- President: Rachelle Smook
- Secretary General: Johan Edward
- Treasurer: Merel Warmerdam
- Founded: 3 March 1984; 41 years ago
- Headquarters: Lange Houtstraat 11, The Hague
- Ideology: Social liberalism
- Mother party: Democrats 66
- International affiliation: International Federation of Liberal Youth (IFLRY)
- European affiliation: European Liberal Youth (LYMEC)
- Website: www.jongedemocraten.nl

= Young Democrats (Netherlands) =

Youth wing

The Young Democrats (Jonge Democraten; JD) is a social-liberal youth organisation in the Netherlands, founded in 1984. Although independent, it is affiliated with the social-liberal Democrats 66 party. With over 5,000 members, it is the largest political youth organisation of the Netherlands.

==Principles==
According to its Declaration of Principles, the Young Democrats are a liberal-democratic youth organisation. Its main objective is to contribute to the individual development of every person. Core values of the Young Democrats are liberty, equality, solidarity, sustainability and pragmatism. The JD is also in favour of the radical democratisation of society.

==Policies==
- The Young Democrats advocate preparing the Netherlands for the consequences of an ageing society. They suggest increasing labour participation by reforming social security. JD is in favour of gradually raising the retirement age to 67 years from the current age of 65.
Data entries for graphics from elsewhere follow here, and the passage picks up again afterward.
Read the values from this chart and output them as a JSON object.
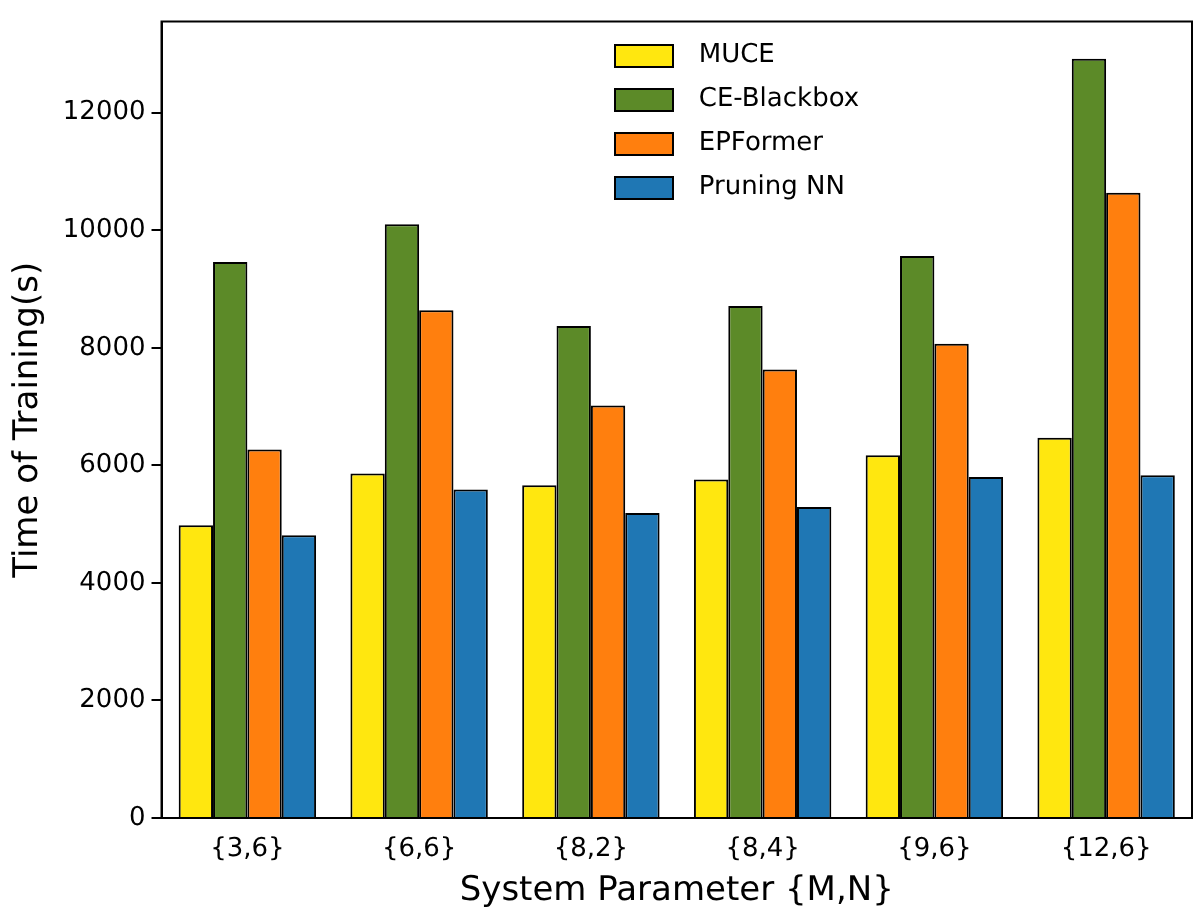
{
  "chart_data": {
    "type": "bar",
    "xlabel": "System Parameter {M,N}",
    "ylabel": "Time of Training(s)",
    "categories": [
      "{3,6}",
      "{6,6}",
      "{8,2}",
      "{8,4}",
      "{9,6}",
      "{12,6}"
    ],
    "series": [
      {
        "name": "MUCE",
        "color": "#ffe70f",
        "values": [
          4980,
          5860,
          5660,
          5760,
          6170,
          6470
        ]
      },
      {
        "name": "CE-Blackbox",
        "color": "#5c8a28",
        "values": [
          9460,
          10100,
          8370,
          8710,
          9560,
          12920
        ]
      },
      {
        "name": "EPFormer",
        "color": "#ff7f0e",
        "values": [
          6270,
          8640,
          7020,
          7630,
          8070,
          10640
        ]
      },
      {
        "name": "Pruning NN",
        "color": "#1f77b4",
        "values": [
          4810,
          5590,
          5190,
          5290,
          5800,
          5830
        ]
      }
    ],
    "ylim": [
      0,
      13550
    ],
    "yticks": [
      0,
      2000,
      4000,
      6000,
      8000,
      10000,
      12000
    ],
    "grid": false,
    "legend": "top"
  }
}
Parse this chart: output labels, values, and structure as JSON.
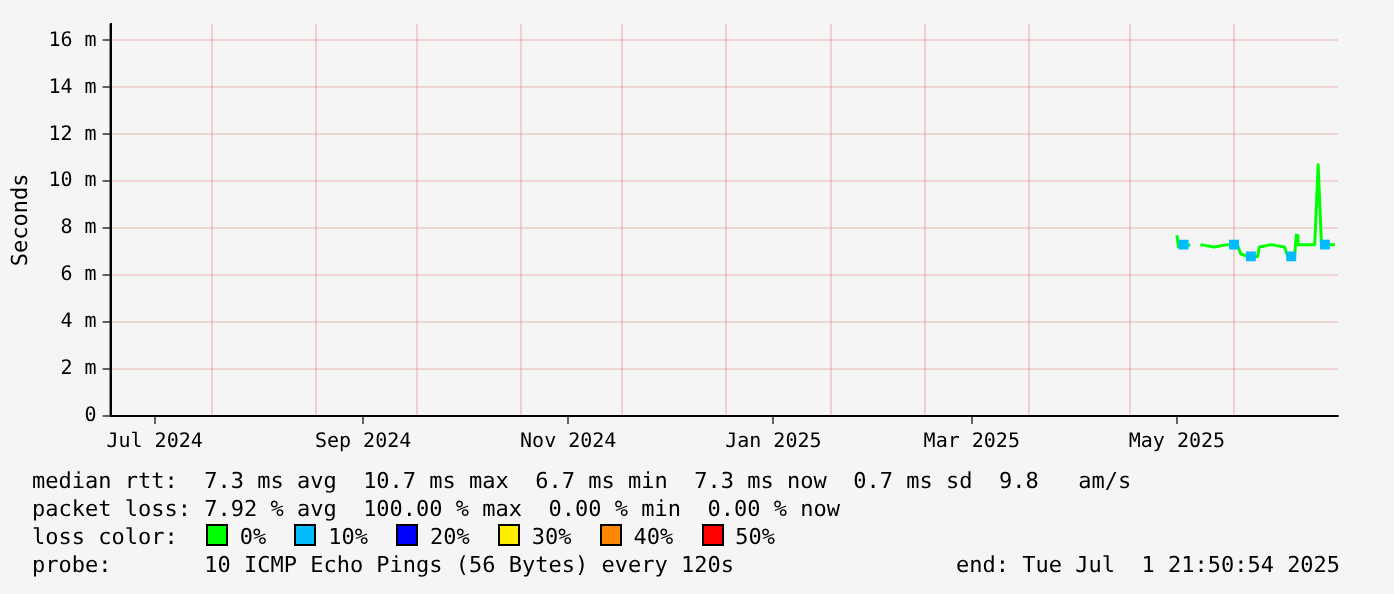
{
  "chart_data": {
    "type": "line",
    "ylabel": "Seconds",
    "legend_title": "loss color:",
    "legend": "bottom",
    "grid": true,
    "marker": "none",
    "line_style": "solid",
    "xlim": [
      "2024-07-01T21:50",
      "2025-07-01T21:50"
    ],
    "xticks": [
      {
        "value": "2024-07-15",
        "label": "Jul 2024"
      },
      {
        "value": "2024-09-15",
        "label": "Sep 2024"
      },
      {
        "value": "2024-11-15",
        "label": "Nov 2024"
      },
      {
        "value": "2025-01-15",
        "label": "Jan 2025"
      },
      {
        "value": "2025-03-15",
        "label": "Mar 2025"
      },
      {
        "value": "2025-05-15",
        "label": "May 2025"
      },
      {
        "value": "2024-08-01",
        "label": null
      },
      {
        "value": "2024-09-01",
        "label": null
      },
      {
        "value": "2024-10-01",
        "label": null
      },
      {
        "value": "2024-11-01",
        "label": null
      },
      {
        "value": "2024-12-01",
        "label": null
      },
      {
        "value": "2025-01-01",
        "label": null
      },
      {
        "value": "2025-02-01",
        "label": null
      },
      {
        "value": "2025-03-01",
        "label": null
      },
      {
        "value": "2025-04-01",
        "label": null
      },
      {
        "value": "2025-05-01",
        "label": null
      },
      {
        "value": "2025-06-01",
        "label": null
      }
    ],
    "ylim": [
      0,
      16.7
    ],
    "yticks": [
      0,
      {
        "value": 2,
        "label": "2 m"
      },
      {
        "value": 4,
        "label": "4 m"
      },
      {
        "value": 6,
        "label": "6 m"
      },
      {
        "value": 8,
        "label": "8 m"
      },
      {
        "value": 10,
        "label": "10 m"
      },
      {
        "value": 12,
        "label": "12 m"
      },
      {
        "value": 14,
        "label": "14 m"
      },
      {
        "value": 16,
        "label": "16 m"
      }
    ],
    "series": [
      {
        "name": "0%",
        "color": "#00ff00",
        "x": [
          "2025-05-15T00:00",
          "2025-05-15T12:00",
          "2025-05-17",
          "2025-05-19",
          "2025-05-20",
          "2025-05-22",
          "2025-05-26",
          "2025-05-30",
          "2025-06-02",
          "2025-06-03",
          "2025-06-05",
          "2025-06-08",
          "2025-06-08T12:00",
          "2025-06-12",
          "2025-06-16",
          "2025-06-17",
          "2025-06-19",
          "2025-06-19T12:00",
          "2025-06-20",
          "2025-06-25",
          "2025-06-26",
          "2025-06-27",
          "2025-07-01"
        ],
        "values": [
          7.7,
          7.2,
          7.2,
          7.3,
          null,
          7.3,
          7.2,
          7.3,
          7.3,
          6.9,
          6.8,
          6.8,
          7.2,
          7.3,
          7.2,
          6.8,
          6.8,
          7.7,
          7.3,
          7.3,
          10.7,
          7.3,
          7.3
        ]
      },
      {
        "name": "10%",
        "color": "#00bbff",
        "type": "scatter",
        "marker": "square",
        "x": [
          "2025-05-17",
          "2025-06-01",
          "2025-06-06",
          "2025-06-18",
          "2025-06-28"
        ],
        "values": [
          7.3,
          7.3,
          6.8,
          6.8,
          7.3
        ]
      },
      {
        "name": "20%",
        "color": "#0000ff"
      },
      {
        "name": "30%",
        "color": "#ffee00"
      },
      {
        "name": "40%",
        "color": "#ff8800"
      },
      {
        "name": "50%",
        "color": "#ff0000"
      }
    ],
    "annotations": [
      "median rtt:  7.3 ms avg  10.7 ms max  6.7 ms min  7.3 ms now  0.7 ms sd  9.8   am/s",
      "packet loss: 7.92 % avg  100.00 % max  0.00 % min  0.00 % now",
      "probe:       10 ICMP Echo Pings (56 Bytes) every 120s",
      "end: Tue Jul  1 21:50:54 2025"
    ]
  }
}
Young Democrat (r) and MEP Sophie in 't Veld (formerly affiliated with D66) campaigning in favour of the European Constitution

- The Young Democrats are in favour of ending the right of faith-based schools to refuse enrolment by pupils on the basis of religion.
- The Young Democrats are supporters of gradually phasing out tax breaks for home owners paying interest on a mortgage.
- The Young Democrats are staunch defenders of civil liberties. They continue to support liberal reforms attained by D66 in the past in eras such as euthanasia, gay marriage, abortion and the legalisation of sex work. The JD also wishes to see the production of softdrugs legalised.
- The Young Democrats oppose counter-terrorism measures that are neither proportional nor have proven effective. In particular, JD opposes current legislation obliging citizens to be able to prove their identity at any time. JD rejects a ban on the wearing of the burqa in public spaces.
- The Young Democrats are in favour of more direct democracy in the form of referendums and direct elections for the offices of Prime Minister and mayor.
- The Young Democrats are in favour of more investment in renewable energy sources and fully support the Kyoto Protocol. The JD is not opposed to nuclear energy, as it contributes to cutting greenhouse gas emissions.
- The Young Democrats are European federalists and wish to see more European cooperation on immigration, defence and foreign policy.
- The Young Democrats are strong supporters of international law and human rights.

==Organisation==
Within the Young Democrats power lies with the members. The Congress is the sovereign body of the Young Democrats and meets three times a year. During the Congress members of the National Board are elected individually and JD policy is decided through resolutions, amendments and motions. All members have equal say through the one man, one vote system.

===National Board===
The day-to-day management of the Young Democrats is in the hands of the National Board, the members of which are:
- President: Rachelle Smook
- Secretary-General: Johan Edward
- Treasurer: Merel Warmerdam
- Political Officer: Rune Oomen
- Organisation Officer: Shaniqua Monsels
- Internal Affairs Officer: Douwe Brandenburg
- External Affairs Officer: Yarnick Pander

===Local branches===
Currently, the Young Democrats have eight local branches, most of which are based in university cities, such as Amsterdam, Utrecht, Rotterdam and Leiden. Every branch has a local board and organises regular general meetings where local board members are elected and policy is decided. Every local member has the right to vote at the local general meetings.
The local branches are:
- Amsterdam, for the province of North Holland and the Flevopolder
- Leiden-Haaglanden, for Leiden, The Hague and Delft
- Rotterdam, for the southern part of the province of South Holland and the province of Zeeland
- Brabant, for the province of North Brabant
- Limburg, for the province of Limburg
- Arnhem-Nijmegen, for the provinces of Gelderland and Overijssel
- Utrecht, for the province of Utrecht
- Groningen-Drenthe, for the provinces of Groningen and Drenthe
- Fryslân, for the province of Friesland

==International ties==
The Young Democrats of the Netherlands, similarly to the Youth Organisation Freedom and Democracy (JOVD), are members of both the European Liberal Youth (LYMEC) and the International Federation of Liberal Youth (IFLRY).
Young Democrat Bart Woord was the president of the IFLRY Bureau from November 2009 to November 2010.
Furthermore, there exist close bilateral ties with the German, Belgian, British and Tunisian young liberals.